Acinar-Derived VEGF-A Orchestrates Blood Vascular Remodeling and Preserves Microvessels During Acute Pancreatitis

Acute pancreatitis is a common inflammatory condition of the pancreas that can lead to severe complications such as chronic pancreatitis and pancreatic ductal adenocarcinoma. While vascular remodeling is a hallmark of many inflammatory conditions, the molecular mechanisms underlying vascular changes during pancreatitis remain largely unexplored. This study aimed to investigate the vascular changes associated with acute pancreatitis and to identify the molecular mechanisms underlying these changes. Acute pancreatitis was induced in wild-type mice through caerulein injections and resulted in progressive and substantial vascular changes, characterized by morphological remodeling, increased vessel density, and elevated vascular permeability.

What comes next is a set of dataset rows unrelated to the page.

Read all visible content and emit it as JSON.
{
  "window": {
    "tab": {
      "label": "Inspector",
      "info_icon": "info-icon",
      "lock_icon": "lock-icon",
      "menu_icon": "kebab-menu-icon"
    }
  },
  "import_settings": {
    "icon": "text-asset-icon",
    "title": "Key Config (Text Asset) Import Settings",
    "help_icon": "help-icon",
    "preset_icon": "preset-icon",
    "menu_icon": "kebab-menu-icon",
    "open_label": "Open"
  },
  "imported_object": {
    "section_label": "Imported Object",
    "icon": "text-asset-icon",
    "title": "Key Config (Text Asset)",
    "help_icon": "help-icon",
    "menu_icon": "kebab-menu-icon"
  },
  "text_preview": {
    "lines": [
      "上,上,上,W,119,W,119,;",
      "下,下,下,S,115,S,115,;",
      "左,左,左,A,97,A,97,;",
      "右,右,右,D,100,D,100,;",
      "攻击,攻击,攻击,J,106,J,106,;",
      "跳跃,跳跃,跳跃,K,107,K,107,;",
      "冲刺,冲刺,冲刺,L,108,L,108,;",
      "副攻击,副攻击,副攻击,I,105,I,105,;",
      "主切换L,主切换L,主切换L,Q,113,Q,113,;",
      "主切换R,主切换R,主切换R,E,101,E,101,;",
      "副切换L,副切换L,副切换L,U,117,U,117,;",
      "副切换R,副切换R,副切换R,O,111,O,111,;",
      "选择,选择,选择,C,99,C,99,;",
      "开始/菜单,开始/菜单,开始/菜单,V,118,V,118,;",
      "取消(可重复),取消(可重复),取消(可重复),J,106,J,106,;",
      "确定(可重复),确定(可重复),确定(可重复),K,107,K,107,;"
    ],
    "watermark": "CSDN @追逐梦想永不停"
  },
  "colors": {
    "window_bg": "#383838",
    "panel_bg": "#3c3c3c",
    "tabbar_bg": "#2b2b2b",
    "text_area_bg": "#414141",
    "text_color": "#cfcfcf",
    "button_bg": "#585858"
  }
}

These structural changes were accompanied by molecular alterations, including increased expression of endothelial genes and decreased surface expression of vascular endothelial VE-cadherin. Injured acinar cells exhibited a significant increase in VEGF-A expression during pancreatitis. Acinar-specific VEGF-A inactivation led to marked impairments in vascular remodeling, with reduced vessel density and diminished number of vessels, without affecting immune cell infiltration, fibrosis, or acinar-to-ductal metaplasia. Together, our work identifies a mechanism by which increased expression of VEGF-A by acinar cells during pancreatitis is essential for maintaining vascular integrity and for driving vascular remodeling in the inflamed pancreas.